Cannabis: make it legal, don’t make it pay
Clinical psychologist Nic Beets argues legalisation of cannabis should not be synonymous with commercialisation. Any commercial enterprise's objective is to move as much product as possible - and in the case of drugs, increasing sales equates to increasing harm, he writes.
I don’t want big business marketing cannabis to my kids.
This is what will happen in Canada with the recent purchase of a market leading cannabis business by a major tobacco company.
In New Zealand, right now, we have a chance to do something different.
I’m very much in favour of legalising pot. Like the majority of Kiwis, I think the hypocrisy of criminalising people who use a drug that is less harmful than alcohol or tobacco must end. The need is made more urgent by the fact that it is young people and Maori and Pasifika whose lives are most often blighted by this inequity.
But I want to challenge the assumption that legalisation is synonymous with commercialisation.
We have a unique opportunity to avoid the mistake that was made with alcohol and tobacco: we should not allow businesses (and the Government through taxes) to profit from the sale of harmful substances and hence have every incentive to market them aggressively.
Using cannabis has risks, although significantly less than alcohol or tobacco, so the primary aim of any legislation should be to minimise harm. For a government to pass legislation with any other aim is unacceptable. The most effective way to minimise harm is to minimise consumption.
Taking away the profit motive is key. Without profit, there is no marketing. The purpose of marketing is to increase profit by increasing sales. In the case of drugs like alcohol or cannabis “increasing sales” equates to increasing harm.
This is the opinion of Dr Benedikt Fischer, a professor of addiction research at the University of Auckland. He was a scientific advisor to the Canadian Government in developing its cannabis legalisation framework. In a recent opinion piece in The Herald he advised: “Keep the cannabis industry at bay … any commercial industry's overarching objective is to sell as much product as possible… Such dynamics have resulted in extensive public health harms with alcohol and tobacco – and should not be repeated for a newly legal cannabis industry”
The solution is simple: Make it legal but don’t let anyone make money from it.
Cannabis is an easy plant to grow. It needs minimal soil and care. You can grow enough to keep the average user supplied in a planter on a balcony. There is already a strong culture of sharing amongst pot smokers. All of this means that it is possible to legalise the growing and use of marijuana and yet keep it illegal to sell it for profit.
Here is a proposal taken from a draft of a forthcoming paper to be presented at an international law conference:
“That the law should be amended so that: (a) there is no law against the possession or consumption of cannabis; and (b) there is no law against cultivating cannabis, and no legal limit on the quantity that a person can cultivate; and (c) there is no law against giving cannabis away (except to children); but (d) selling cannabis is a criminal offence and there is no licensed industry (other than for medical purposes).”
... if we legalise the growing but not the sale, we undercut everybody. It’s a pretty safe bet that there isn’t going to be much profit if you can grow it yourself for free.
I’m putting this out there because the debate that will shape the referendum about the legal status of cannabis has started and it will take public pressure to prevent the Government from going down the commercialisation route.
No-one seems to be considering this possibility (well, apart from my mate Simon who was the first one to suggest this solution to me). Some organisations tasked with harm minimisation seem fixated on getting more funding for their education campaigns rather than coming up with proposals to minimise harm.
The Government is unlikely to take the lead on this. We know from the USA and Canadian experiences that governments find new sources of tax revenue irresistible. The public health benefits of preventing another recreational drug being added to the list of products being marketed to us are obvious. The state, always under fiscal pressure, finds itself conflicted between minimising harm by discouraging usage and its appetite for potential revenue. If it gives in to greed, then once again the state places itself in a hypocritical position regarding cannabis and undermines its own credibility – not a good outcome for any legislation.

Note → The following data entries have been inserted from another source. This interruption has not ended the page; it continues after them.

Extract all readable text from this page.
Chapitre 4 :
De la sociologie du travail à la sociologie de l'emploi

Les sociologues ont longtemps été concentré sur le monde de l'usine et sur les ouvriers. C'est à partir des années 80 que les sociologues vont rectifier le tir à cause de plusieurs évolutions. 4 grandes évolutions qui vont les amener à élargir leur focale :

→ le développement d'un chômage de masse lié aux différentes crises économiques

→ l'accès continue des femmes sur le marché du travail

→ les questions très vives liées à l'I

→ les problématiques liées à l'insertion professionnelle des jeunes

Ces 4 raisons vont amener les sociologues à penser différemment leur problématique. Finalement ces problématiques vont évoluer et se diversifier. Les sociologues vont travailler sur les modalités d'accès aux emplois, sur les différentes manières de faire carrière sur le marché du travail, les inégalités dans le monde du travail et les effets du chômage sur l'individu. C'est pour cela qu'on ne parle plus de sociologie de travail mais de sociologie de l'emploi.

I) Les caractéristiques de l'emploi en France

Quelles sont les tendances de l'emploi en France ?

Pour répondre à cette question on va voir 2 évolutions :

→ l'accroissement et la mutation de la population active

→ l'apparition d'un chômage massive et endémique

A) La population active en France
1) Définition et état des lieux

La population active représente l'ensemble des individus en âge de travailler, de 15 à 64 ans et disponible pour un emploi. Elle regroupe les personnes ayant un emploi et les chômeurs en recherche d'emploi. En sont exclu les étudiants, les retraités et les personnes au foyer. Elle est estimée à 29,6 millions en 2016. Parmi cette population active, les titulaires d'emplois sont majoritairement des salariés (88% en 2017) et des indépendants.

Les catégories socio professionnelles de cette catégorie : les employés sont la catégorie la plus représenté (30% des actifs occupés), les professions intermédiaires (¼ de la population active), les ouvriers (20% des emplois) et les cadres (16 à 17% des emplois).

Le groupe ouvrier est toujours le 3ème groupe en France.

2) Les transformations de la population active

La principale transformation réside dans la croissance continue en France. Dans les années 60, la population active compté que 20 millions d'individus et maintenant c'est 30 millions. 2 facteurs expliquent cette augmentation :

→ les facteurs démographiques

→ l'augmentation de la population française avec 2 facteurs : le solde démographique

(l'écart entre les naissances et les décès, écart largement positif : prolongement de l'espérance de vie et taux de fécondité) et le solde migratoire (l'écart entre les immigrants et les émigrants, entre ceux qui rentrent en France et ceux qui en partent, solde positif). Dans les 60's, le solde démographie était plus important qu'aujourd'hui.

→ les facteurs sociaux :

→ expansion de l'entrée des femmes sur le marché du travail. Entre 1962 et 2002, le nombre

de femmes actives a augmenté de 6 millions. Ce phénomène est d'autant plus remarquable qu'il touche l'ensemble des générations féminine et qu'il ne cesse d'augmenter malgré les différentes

A law that allows a commercial market creates spaces for a black market. Established criminals with existing distribution networks will find ways to undercut legal suppliers. However if we legalise the growing but not the sale, we undercut everybody. It’s a pretty safe bet that there isn’t going to be much profit if you can grow it yourself for free.
The exception to the ban on commercial marijuana sale should be for medicines. It is an outrageous anomaly that someone in pain can easily get a relatively dangerous opioid medication but not a significantly safer one derived from cannabis.
Cannabis based medicine should be dealt with like any medicine – it requires careful testing, quality control, standardised dosages etc, and should be taken under medical direction.
Coming back to the recreational drug – we are a nation that still has a strong DIY spirit. It’s too late for alcohol and tobacco. We have a chance to do something different with cannabis. Let’s do it ourselves, grow our own, share it with our friends and keep the kinds of people who have no qualms about making money from doing harm (e.g. big tobacco or gangs) well away from this drug at least.
Nic Beets is a Clinical Psychologist in private practice specialising in couple therapy who says he has spent far too much of the last 25 years addressing the impact of drug abuse.